I had planned to write a reflection on gratitude for Thanksgiving this week. It’s a short week, with a lot going on, and it seemed best to offer a short devotion in order to let everyone get on with their cleaning, cooking, traveling, and eating.

However, since I made that plan, Raymond, Kelly, Daniel, Derrick, and Ashley were murdered at a nightclub in Colorado Springs, and it is necessary to address this tragedy. I hope you won’t begrudge me the few extra minutes it will take for a longer reflection.

Late on Saturday night, the five people mentioned above were at Club Q, a gay bar in Colorado Springs, along with scores of other people packed into the bar for a night out with friends or family. Then a man in body armor entered the club and started shooting. In the chaos, a combat veteran and a drag queen worked together to subdue the gunman. Raymond, Kelly, Daniel, Derrick, and Ashley were killed. Eighteen others were injured. The gunman is being held on charges of murder and hate crimes.

In the aftermath of this horror, there have been outpourings of support for Club Q and the LGBTQ+ community in Colorado Springs and around the nation. There has also been deep sorrow and anger. Both responses are right. In the face of evil, we should lament and cry out and step up to protect those who have been hurt.

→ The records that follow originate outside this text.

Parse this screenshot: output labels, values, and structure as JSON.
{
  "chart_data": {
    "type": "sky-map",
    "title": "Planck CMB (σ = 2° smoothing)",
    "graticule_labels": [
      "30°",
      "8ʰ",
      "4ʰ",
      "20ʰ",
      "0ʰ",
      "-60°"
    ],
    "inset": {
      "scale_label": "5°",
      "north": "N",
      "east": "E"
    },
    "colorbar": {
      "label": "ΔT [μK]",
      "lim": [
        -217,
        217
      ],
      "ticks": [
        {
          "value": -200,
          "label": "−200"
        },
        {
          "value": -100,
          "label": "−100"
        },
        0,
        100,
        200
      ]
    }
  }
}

When Abraham Lincoln first instituted Thanksgiving as a national holiday, he said this: 

“I recommend to [my fellow citizens] that while offering up the ascriptions justly due to [God]…, they do also, with humble penitence for our national perverseness and disobedience, commend to [God’s] tender care all those who have become widows, orphans, mourners or sufferers in the lamentable civil strife in which we are unavoidably engaged, and fervently implore the interposition of the Almighty Hand to heal the wounds of the nation and to restore it as soon as may be consistent with Divine purposes to the full enjoyment of peace, harmony, tranquility and Union.”

In the midst of the Civil War, a battle not just for governance but over the question of right and wrong and human rights, Lincoln recognized that the time was right for the nation to gather– but only if their gratitude was tempered by an awareness of the casualties of the struggle, particularly those who suffered through no doing of their own. Then, through penitence and praise, the people might ask God’s healing and harmony for the nation.

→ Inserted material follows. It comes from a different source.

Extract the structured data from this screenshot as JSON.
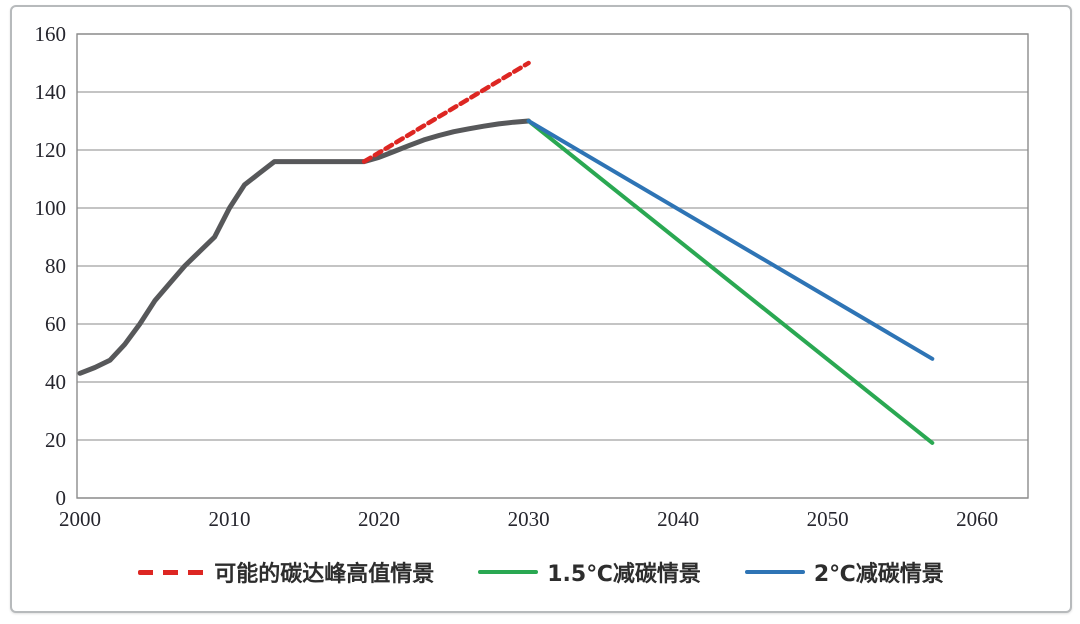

It has been 109 years since President Lincoln called for a nationwide Thanksgiving. Still, we find ourselves facing division, questions of right and wrong and human rights, and victims who suffer through no fault of their own. Still too many people perversely deny the image of God in the love and lives of lesbian, gay, bi, and transgender neighbors. Is there a way toward healing and harmony for us?

One of the repeated themes in RLC’s cottage meetings (you can read the full response summary in this week’s e-news) was appreciation for the ways in which this congregation has been inclusive and accepting of LGBTQ+ members and family, along with interest in having further conversations as a congregation about how to be deliberate in affirming folks of every gender and orientation. Tragedies like the one in Colorado Springs can never be undone, but they can serve as the push we need to fight for a better, kinder, more inclusive tomorrow. 

May this Thanksgiving, like the first, be a time of gratitude and of resolution to more closely follow as God has called us to care for our neighbors who suffer the consequences of violence and hate.